Because of changes in the way the unemployment rate is calculated, the figures today are apple to oranges comparisons to the ones quoted for the Great Depression or even the 1970s. Further, changes in the economy (less manufacturing) and the labor force composition (more women) make comparisons equally difficult.
Nevertheless, it bears noting that the unemployment rate in the United States was 3.6% in April 1930, this after the Great Depression had ostensibly started. By October 1932, 30 months later, it was 24.8%. It peaked at 25.6% in May 1933. These are non-seasonally adjusted figures.

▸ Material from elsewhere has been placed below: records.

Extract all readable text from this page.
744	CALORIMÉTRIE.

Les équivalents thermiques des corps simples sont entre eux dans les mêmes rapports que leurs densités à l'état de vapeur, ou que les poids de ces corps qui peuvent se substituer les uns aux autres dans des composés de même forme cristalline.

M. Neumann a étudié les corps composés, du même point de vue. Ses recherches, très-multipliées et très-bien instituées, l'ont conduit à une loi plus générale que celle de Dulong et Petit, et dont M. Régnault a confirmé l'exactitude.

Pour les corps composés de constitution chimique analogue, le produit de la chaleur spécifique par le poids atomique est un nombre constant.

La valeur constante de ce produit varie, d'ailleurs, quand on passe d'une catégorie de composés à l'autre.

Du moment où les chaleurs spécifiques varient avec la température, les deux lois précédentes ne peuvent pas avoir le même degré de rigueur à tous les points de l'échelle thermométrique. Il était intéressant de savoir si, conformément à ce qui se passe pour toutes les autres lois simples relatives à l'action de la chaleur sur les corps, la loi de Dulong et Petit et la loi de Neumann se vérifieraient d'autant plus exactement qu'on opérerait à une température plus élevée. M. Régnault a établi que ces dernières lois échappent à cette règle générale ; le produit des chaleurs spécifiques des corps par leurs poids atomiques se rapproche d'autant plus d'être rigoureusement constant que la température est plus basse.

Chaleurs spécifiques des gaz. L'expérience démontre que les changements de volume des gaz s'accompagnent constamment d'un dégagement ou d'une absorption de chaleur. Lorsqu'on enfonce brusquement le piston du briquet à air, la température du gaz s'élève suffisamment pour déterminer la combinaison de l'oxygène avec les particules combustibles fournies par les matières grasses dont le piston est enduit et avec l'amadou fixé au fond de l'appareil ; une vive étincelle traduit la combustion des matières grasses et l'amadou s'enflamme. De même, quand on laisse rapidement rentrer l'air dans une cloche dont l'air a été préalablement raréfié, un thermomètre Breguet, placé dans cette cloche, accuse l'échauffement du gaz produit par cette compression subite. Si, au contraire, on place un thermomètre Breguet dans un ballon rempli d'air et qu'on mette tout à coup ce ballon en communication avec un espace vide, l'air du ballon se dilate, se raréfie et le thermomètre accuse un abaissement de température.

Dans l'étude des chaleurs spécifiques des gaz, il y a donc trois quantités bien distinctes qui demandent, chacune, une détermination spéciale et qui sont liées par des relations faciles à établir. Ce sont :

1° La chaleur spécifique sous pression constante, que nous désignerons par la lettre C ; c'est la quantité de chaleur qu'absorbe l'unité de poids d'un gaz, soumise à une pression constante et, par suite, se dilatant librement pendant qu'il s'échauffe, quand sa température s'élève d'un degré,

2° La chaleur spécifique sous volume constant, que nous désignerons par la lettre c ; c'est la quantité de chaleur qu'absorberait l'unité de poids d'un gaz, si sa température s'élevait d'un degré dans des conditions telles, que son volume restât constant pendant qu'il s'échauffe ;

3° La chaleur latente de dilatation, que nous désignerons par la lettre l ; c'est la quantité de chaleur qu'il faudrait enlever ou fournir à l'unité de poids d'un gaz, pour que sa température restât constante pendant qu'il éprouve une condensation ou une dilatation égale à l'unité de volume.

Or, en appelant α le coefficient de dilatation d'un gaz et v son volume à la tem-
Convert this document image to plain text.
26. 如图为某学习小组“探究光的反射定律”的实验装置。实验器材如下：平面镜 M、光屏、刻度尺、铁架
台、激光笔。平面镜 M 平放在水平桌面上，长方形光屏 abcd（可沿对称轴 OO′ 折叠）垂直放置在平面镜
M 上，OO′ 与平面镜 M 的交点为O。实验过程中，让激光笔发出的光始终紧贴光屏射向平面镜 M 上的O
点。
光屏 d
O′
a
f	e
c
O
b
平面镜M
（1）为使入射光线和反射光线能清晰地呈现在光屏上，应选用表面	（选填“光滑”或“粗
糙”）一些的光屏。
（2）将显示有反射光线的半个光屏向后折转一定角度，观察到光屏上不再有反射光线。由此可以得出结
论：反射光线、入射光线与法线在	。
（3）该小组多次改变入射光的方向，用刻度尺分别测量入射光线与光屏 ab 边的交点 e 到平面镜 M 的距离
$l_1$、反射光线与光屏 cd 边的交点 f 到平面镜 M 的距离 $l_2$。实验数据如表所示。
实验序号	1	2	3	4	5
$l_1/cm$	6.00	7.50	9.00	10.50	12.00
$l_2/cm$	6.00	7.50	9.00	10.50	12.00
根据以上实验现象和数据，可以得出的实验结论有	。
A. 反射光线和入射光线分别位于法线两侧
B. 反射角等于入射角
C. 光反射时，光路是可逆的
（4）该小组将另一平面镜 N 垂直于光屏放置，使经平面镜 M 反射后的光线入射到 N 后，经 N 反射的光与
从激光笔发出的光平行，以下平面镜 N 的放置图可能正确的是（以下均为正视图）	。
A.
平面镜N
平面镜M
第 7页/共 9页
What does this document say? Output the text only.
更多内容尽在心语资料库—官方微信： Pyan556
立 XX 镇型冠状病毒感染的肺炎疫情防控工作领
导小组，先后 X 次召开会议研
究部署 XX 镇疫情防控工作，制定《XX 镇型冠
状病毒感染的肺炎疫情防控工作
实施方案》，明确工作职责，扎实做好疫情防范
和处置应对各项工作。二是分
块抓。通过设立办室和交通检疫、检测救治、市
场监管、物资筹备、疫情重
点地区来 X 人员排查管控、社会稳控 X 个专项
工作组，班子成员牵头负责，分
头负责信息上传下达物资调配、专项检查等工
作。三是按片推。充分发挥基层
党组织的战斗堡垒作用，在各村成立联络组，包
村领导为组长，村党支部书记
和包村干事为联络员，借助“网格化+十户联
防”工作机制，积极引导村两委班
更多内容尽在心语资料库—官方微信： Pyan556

Fast forward today and you might use the comprehensive unemployment figure U-6 as a basis of comparisons, of course with the caveats I mentioned in the first paragraph in mind. The Labor department defines this figure as “total unemployed, plus all marginally attached workers, plus total employed part time for economic reasons, as a percent of the civilian labor force plus all marginally attached workers.”
In September 2006, on the cusp of the Housing Bubble bursting, the U-6 unemployment figure was 7.6%. The latest non-seasonally adjusted figure is 16.2% (this is much higher than the 15.6% seasonally-adjusted figure making the rounds on the blogosphere).
The long and short of this comparison is that the crash in employment levels during the Great Depression was much worse than it is today. Nevertheless, the U-6 numbers are pretty frightening on their own and they are due to creep higher.